Yes, the file's location is the same during the creation of the checkpoint and during the restore. Yes, this Jar file is the executable JAR of my Spring Boot app.
Comment From: sdeleuze
Looks like more a JDK/CRaC level issue so not sure what we can do about it on Framework side, do you agree?

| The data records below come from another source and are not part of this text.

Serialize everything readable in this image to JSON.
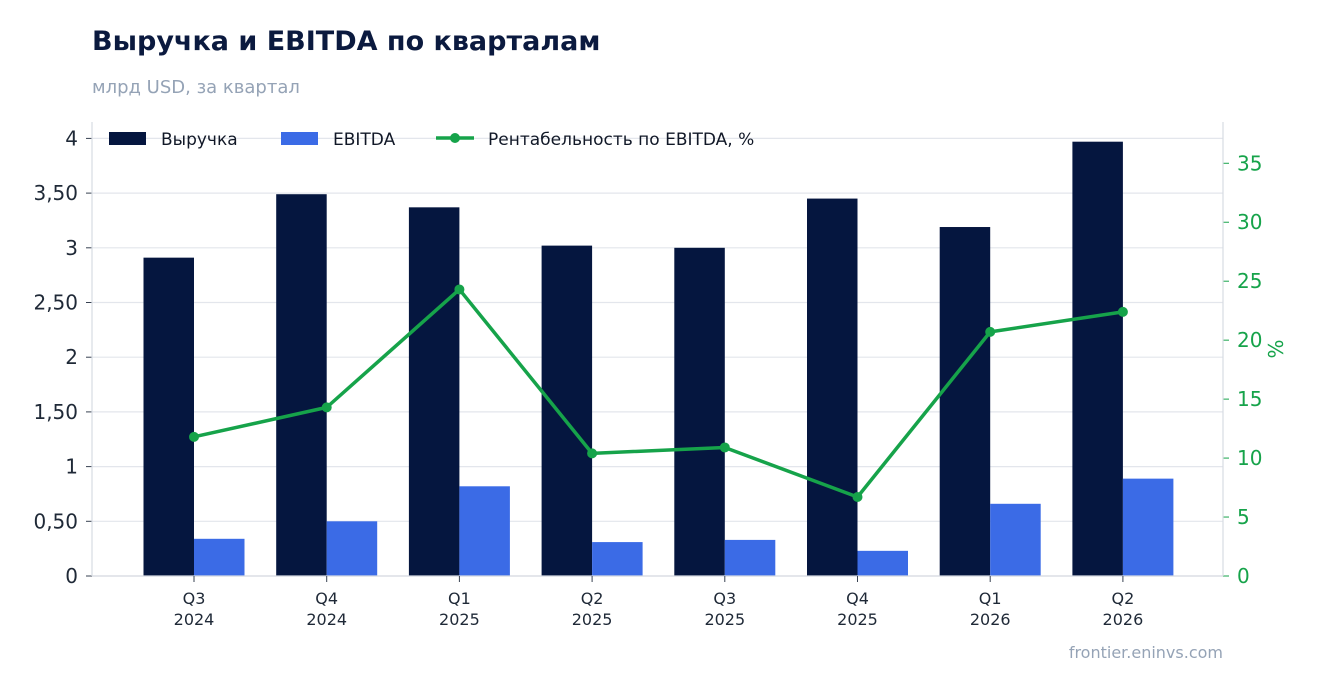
{
  "header": {
    "title": "Выручка и EBITDA по кварталам",
    "subtitle": "млрд USD, за квартал"
  },
  "footer": {
    "source": "frontier.eninvs.com"
  },
  "colors": {
    "revenue": "#05163f",
    "ebitda": "#3b6be6",
    "margin": "#16a34a",
    "grid": "#e3e6ec"
  },
  "chart_data": {
    "type": "bar",
    "categories": [
      [
        "Q3",
        "2024"
      ],
      [
        "Q4",
        "2024"
      ],
      [
        "Q1",
        "2025"
      ],
      [
        "Q2",
        "2025"
      ],
      [
        "Q3",
        "2025"
      ],
      [
        "Q4",
        "2025"
      ],
      [
        "Q1",
        "2026"
      ],
      [
        "Q2",
        "2026"
      ]
    ],
    "series": [
      {
        "name": "Выручка",
        "type": "bar",
        "axis": "left",
        "values": [
          2.91,
          3.49,
          3.37,
          3.02,
          3.0,
          3.45,
          3.19,
          3.97
        ]
      },
      {
        "name": "EBITDA",
        "type": "bar",
        "axis": "left",
        "values": [
          0.34,
          0.5,
          0.82,
          0.31,
          0.33,
          0.23,
          0.66,
          0.89
        ]
      },
      {
        "name": "Рентабельность по EBITDA, %",
        "type": "line",
        "axis": "right",
        "values": [
          11.8,
          14.3,
          24.3,
          10.4,
          10.9,
          6.7,
          20.7,
          22.4
        ]
      }
    ],
    "y_left": {
      "ylim": [
        0,
        4.15
      ],
      "ticks": [
        0,
        0.5,
        1,
        1.5,
        2,
        2.5,
        3,
        3.5,
        4
      ],
      "tick_labels": [
        "0",
        "0,50",
        "1",
        "1,50",
        "2",
        "2,50",
        "3",
        "3,50",
        "4"
      ]
    },
    "y_right": {
      "label": "%",
      "ylim": [
        0,
        38.5
      ],
      "ticks": [
        0,
        5,
        10,
        15,
        20,
        25,
        30,
        35
      ],
      "tick_labels": [
        "0",
        "5",
        "10",
        "15",
        "20",
        "25",
        "30",
        "35"
      ]
    },
    "grid": true,
    "legend_position": "top-left"
  }
}
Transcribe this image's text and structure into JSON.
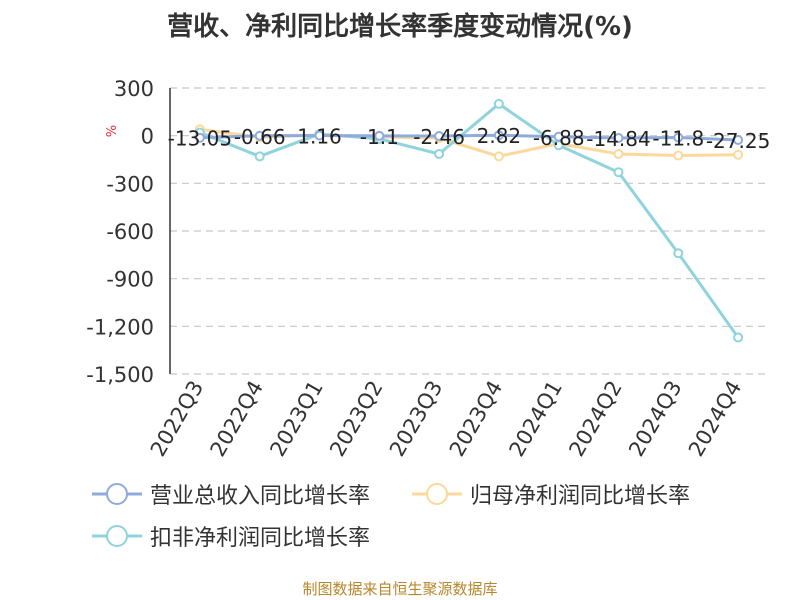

Comment From: spring-projects-issues
If you would like us to look at this issue, please provide the requested information. If the information is not provided within the next 7 days this issue will be closed.
Comment From: shmyer
I guess you're right. In the end I've decided to abandon my plans to use CRaC. It doesn't seem mature enough to me.